Virtual Experience Designer Matthew Brennan uses technology to help people travel through time and space…to see art.
What superpower do you wish you had? What would you use it for?
Cyberpunk writers imagine a future in which advanced computer technology falls into the wrong hands. Neuromancer, by William Gibson, was one of the first cyberpunk novels. Virtual Experience Designer Matthew Brennan, who also calls himself a human-computer interaction designer, calls Neuromancer “one of my favorite sci-fi books.”
In another of Brennan’s favorite reads — Snow Crash, by Neal Stephenson — Hiro Protagonist enters the Metaverse, a virtual reality he helped create. Protagonist battles an evil-doer named Raven and snow crash, a computer virus.
In 2016, when a company called Oculus began selling what they called Rift, the Metaverse became a bit more real. At the time, Brennan was doing doctoral work at Indiana University’s Luddy School of Informatics, Computing, and Engineering, which bought an Oculus Rift. “The first thing I did” was “to take a 3-dimensional scan” of Brennan’s favorite Italian church: San Carlo a la Quattro Fontane in Rome. He wanted “to see how it felt to stand in that space” while actually in Bloomington, Indiana.
Brennan, who had majored in architecture at the University of Virginia, likes the church Francesco Borromini designed because “it’s extremely geometric,” featuring “a series of ovals overlaid on top of each other.” “You have this incredibly organic, beautiful form and the more you look at it, the more you see the underlying geometry.”

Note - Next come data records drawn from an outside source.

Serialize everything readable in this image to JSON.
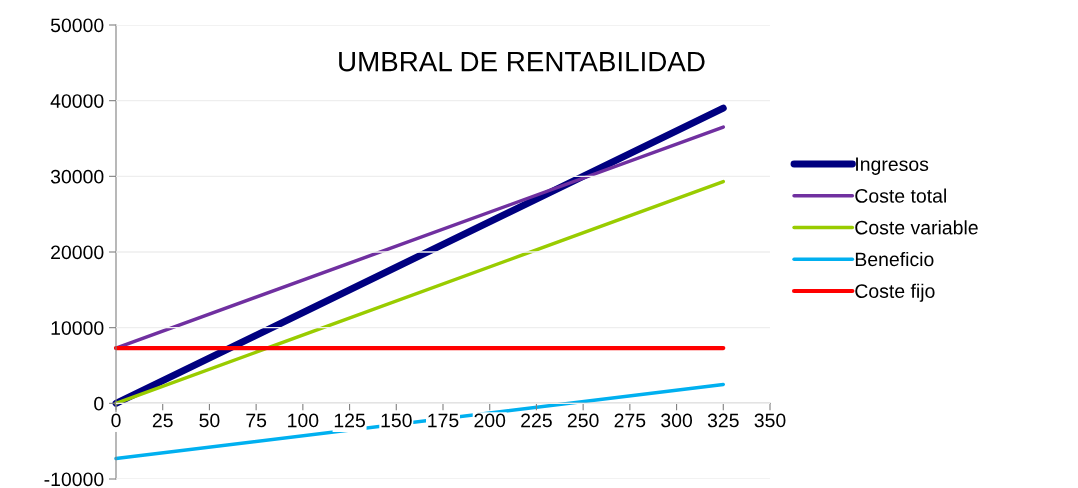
{
  "chart_data": {
    "type": "line",
    "title": "UMBRAL DE RENTABILIDAD",
    "x": [
      0,
      325
    ],
    "series": [
      {
        "name": "Ingresos",
        "color": "#000080",
        "values": [
          0,
          39000
        ]
      },
      {
        "name": "Coste total",
        "color": "#7030a0",
        "values": [
          7300,
          36500
        ]
      },
      {
        "name": "Coste variable",
        "color": "#99cc00",
        "values": [
          0,
          29300
        ]
      },
      {
        "name": "Beneficio",
        "color": "#00b0f0",
        "values": [
          -7300,
          2500
        ]
      },
      {
        "name": "Coste fijo",
        "color": "#ff0000",
        "values": [
          7300,
          7300
        ]
      }
    ],
    "xlim": [
      0,
      350
    ],
    "xticks": [
      0,
      25,
      50,
      75,
      100,
      125,
      150,
      175,
      200,
      225,
      250,
      275,
      300,
      325,
      350
    ],
    "ylim": [
      -10000,
      50000
    ],
    "yticks": [
      -10000,
      0,
      10000,
      20000,
      30000,
      40000,
      50000
    ],
    "grid": "y",
    "legend": "right",
    "marker": "none",
    "line_style": "solid"
  }
}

Once he stood in the space he had created, using photographs he took of the church earlier in Rome, Brennan realized that “combining cultural heritage with the virtual reality technology was something that would allow people to travel — to see these places without having to take the time and the money” to visit them in person. Some of his undergraduate students at IU had never been outside of Indiana. Now they could spend time looking at some of the most important art in Italy without leaving campus.

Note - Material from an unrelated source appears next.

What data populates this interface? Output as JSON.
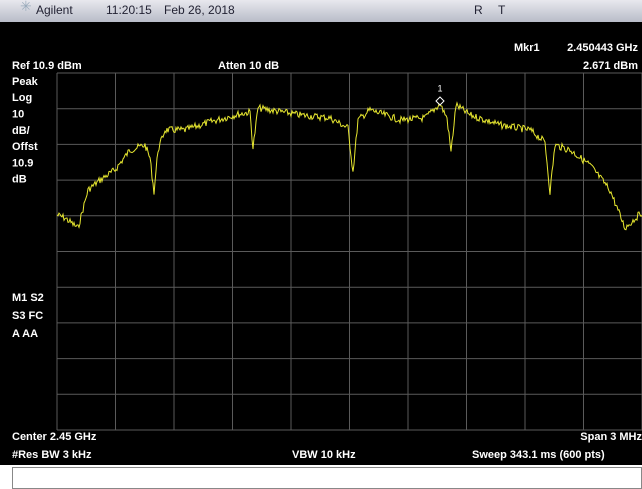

Since then, Brennan has been busy creating his own sort of virtual reality. Put on one of the headsets in his studio and suddenly you’re staring at a sky-blue wall in another room, this one covered with frescoes created by Giotto for the Scrovegni Chapel in Padua.

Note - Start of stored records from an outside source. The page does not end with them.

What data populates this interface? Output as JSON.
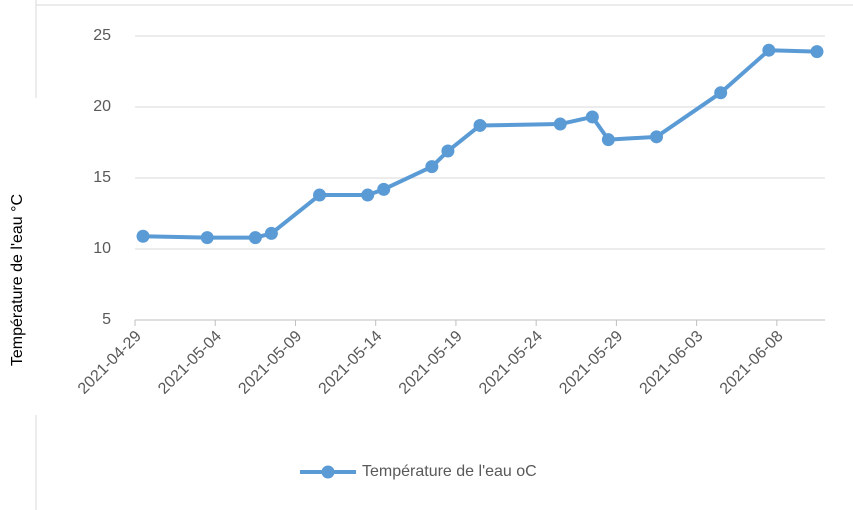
{
  "chart_data": {
    "type": "line",
    "y_label": "Température de l'eau °C",
    "x": [
      "2021-04-29",
      "2021-05-03",
      "2021-05-06",
      "2021-05-07",
      "2021-05-10",
      "2021-05-13",
      "2021-05-14",
      "2021-05-17",
      "2021-05-18",
      "2021-05-20",
      "2021-05-25",
      "2021-05-27",
      "2021-05-28",
      "2021-05-31",
      "2021-06-04",
      "2021-06-07",
      "2021-06-10"
    ],
    "series": [
      {
        "name": "Température de l'eau oC",
        "color": "#5b9bd5",
        "values": [
          10.9,
          10.8,
          10.8,
          11.1,
          13.8,
          13.8,
          14.2,
          15.8,
          16.9,
          18.7,
          18.8,
          19.3,
          17.7,
          17.9,
          21.0,
          24.0,
          23.9
        ]
      }
    ],
    "xlim": [
      "2021-04-29",
      "2021-06-10"
    ],
    "xticks": [
      "2021-04-29",
      "2021-05-04",
      "2021-05-09",
      "2021-05-14",
      "2021-05-19",
      "2021-05-24",
      "2021-05-29",
      "2021-06-03",
      "2021-06-08"
    ],
    "ylim": [
      5,
      25
    ],
    "yticks": [
      5,
      10,
      15,
      20,
      25
    ],
    "grid": true,
    "legend": "bottom"
  }
}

Have you time-traveled to 14th-century Italy? The input device suspended between you and the closest fresco suggests that might not be true, as does Brennan’s voice, which urges you to grab the device, press a button, and beam yourself into the air to look at the frescoes you see high above your head.
Standing on … nothing, you focus your mind on the sensation of the real floor as well as the grey platform you see below you. If you’re lucky, you don’t worry much about the fact that in this virtual world, you’re floating in the air, well above the Scrovegni’s floor. Instead, you look straight-on at frescoes you could never see this way in the real chapel, where no one offers you the opportunity to levitate.
If you keep your headset on, Brennan may teleport you from Italy to France, a distance of over 1400 kilometers (more than 800 miles). Giotto’s frescoes give way to enormous stained-glass windows in a chapel suffused with natural light. You now stand in Brennan’s version of Sainte Chapelle, in Paris’s Palais de la Cite.
Do you see the Boxer at Rest, a bronze sculpture of a man probably created in the fourth century BCE? It’s one of several sculptures Brennan put in his Sainte Chapelle — works of art which have never actually been there. He can turn a chapel into a museum, adding three-dimensional models of artwork from around the world.
Brennan also adds texts and audio (some of it supplied by the founders of Smarthistory.) He teaches his audience about the places they are visiting (including Siena’s Palazzo Pubblica, where you can see Ambrogio Lorenzetti’s frescoes describing good and bad government). And he populates his VR adventure sites with portals that help you jump from one area of a room to another, letting you explore every area and piece of art. Neither gravity nor crowds of tourists keep you from seeing everything as closely as you would like.
Growing up in Catonsville, outside of Baltimore, Maryland, Matt attended a middle school that allowed him to choose a concentration (language, science, math, or art). “I did art. That was [the subject] you had every day,” for 90 minutes at a time. “I was not very good at math in middle school.” But Matt’s parents noticed his work with graphics cards, RAM, hard drives, and other computer electronics and sent him to computer camp. “I was into computer games and I liked computers.”
At camp, Matt learned basic programming and worked with other campers to create “our own little space invader game.” Each user “could control your avatar along the bottom of the screen and enemies, objects, or asteroids would come from the top of the screen. You had to blast them.”
Now Brennan creates new experiences. Instead of dodging science fictional asteroids, evil-doers, and computer viruses, his users are dazzled by art and architecture that actually exist. Tech for art-lovers? Or art for tech-lovers?
“The combination of VR with real-world environments is unique,” says Brennan, “because it appeals both to those who might be interested in travel or art history, but previously had no interest in VR, and those who are interested in technology, but previously hadn’t found art or architectural history particularly accessible or interesting.”